Could tourists soon be heading to the Last Frontier instead of Amsterdam?

Under the proposed rules, cannabis dispensaries in Alaska would have to apply for a consumption license, which must be separate from the retail side of the business. They could be indoor or outdoor establishments, but must have their own entrances, service areas and ventilation system. Patrons would have to purchase weed at the shop on-site (no BYOBud), and the amount—limited to a single transaction—would be capped at one gram of flower, a 10 mg edible or 0.25 grams of concentrates.

Consumers in legal markets in the U.S. currently have no place to legally consume cannabis except in their own homes. This poses a problem for tourists, who are increasingly traveling to legally partake. A study conducted last year by the Colorado Tourism Office found that 48 percent of summer travelers chose to visit the state in part because of legal recreational pot. But with public consumption still banned, tourists must find a 420-friendly Airbnb or hit up one of the privately owned weed-themed B&Bs.

Veteran cannabis consumers will immediately see the problem with these limits. A 10 mg edible might be a sufficient dose for a newbie, but nowhere near enough for a regular edibles consumer. Meanwhile, a gram of flower will net you a pretty fat joint, and 0.25 grams of a concentrate would give at least a few generous dabs.

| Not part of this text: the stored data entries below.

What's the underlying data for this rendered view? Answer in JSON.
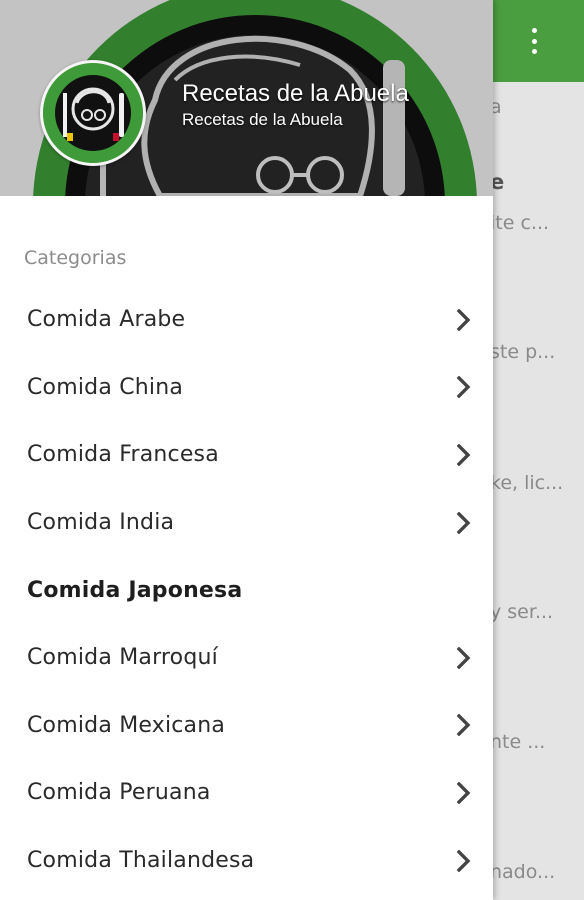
{
  "header": {
    "title": "Recetas de la Abuela",
    "subtitle": "Recetas de la Abuela"
  },
  "drawer": {
    "section_label": "Categorias",
    "items": [
      {
        "label": "Comida Arabe",
        "has_chevron": true,
        "active": false
      },
      {
        "label": "Comida China",
        "has_chevron": true,
        "active": false
      },
      {
        "label": "Comida Francesa",
        "has_chevron": true,
        "active": false
      },
      {
        "label": "Comida India",
        "has_chevron": true,
        "active": false
      },
      {
        "label": "Comida Japonesa",
        "has_chevron": false,
        "active": true
      },
      {
        "label": "Comida Marroquí",
        "has_chevron": true,
        "active": false
      },
      {
        "label": "Comida Mexicana",
        "has_chevron": true,
        "active": false
      },
      {
        "label": "Comida Peruana",
        "has_chevron": true,
        "active": false
      },
      {
        "label": "Comida Thailandesa",
        "has_chevron": true,
        "active": false
      }
    ]
  },
  "background_list": {
    "snippets": [
      "a",
      "e",
      "ite c...",
      "ste p...",
      "ke, lic...",
      "y ser...",
      "nte ...",
      "nado..."
    ]
  },
  "icons": {
    "overflow": "more-vert-icon",
    "chevron": "chevron-right-icon",
    "logo": "grandmother-plate-icon"
  },
  "colors": {
    "appbar": "#4a9e3f",
    "accent_green": "#3f9a3a",
    "drawer_bg": "#ffffff",
    "scrim_bg": "#e4e4e4"
  }
}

Employees would be tasked with making sure people don't overindulge and are not permitted to sell to an intoxicated person. And unlike bars in the state—which have no rules prohibiting bartenders from drinking on the job—employees at a cannabis business would not be allowed to partake on the clock.

If a consumer cannot finish all the cannabis, they can't just take it home with them.

"They would have to leave it behind to be destroyed," reported Dispatch News.

The proposed rules also ban happy hours, contests and deliveries to avoid encouraging over-consumption. Although not allowing consumers to keep unfinished weed could promote just that.

The proposed rules allow food to be served (munchies!) and non-alcoholic drinks (got cottonmouth?). Coffee shops in Amsterdam have similar offerings, but in Amsterdam, the limit per transaction for flower is five grams, and consumers are allowed to keep their unfinished bud. Age limits differ too: 21-and-up for Alaska, 18-and-up for the Netherlands.

The board approved the rule last November, and its draft regulations now head to the public for comment.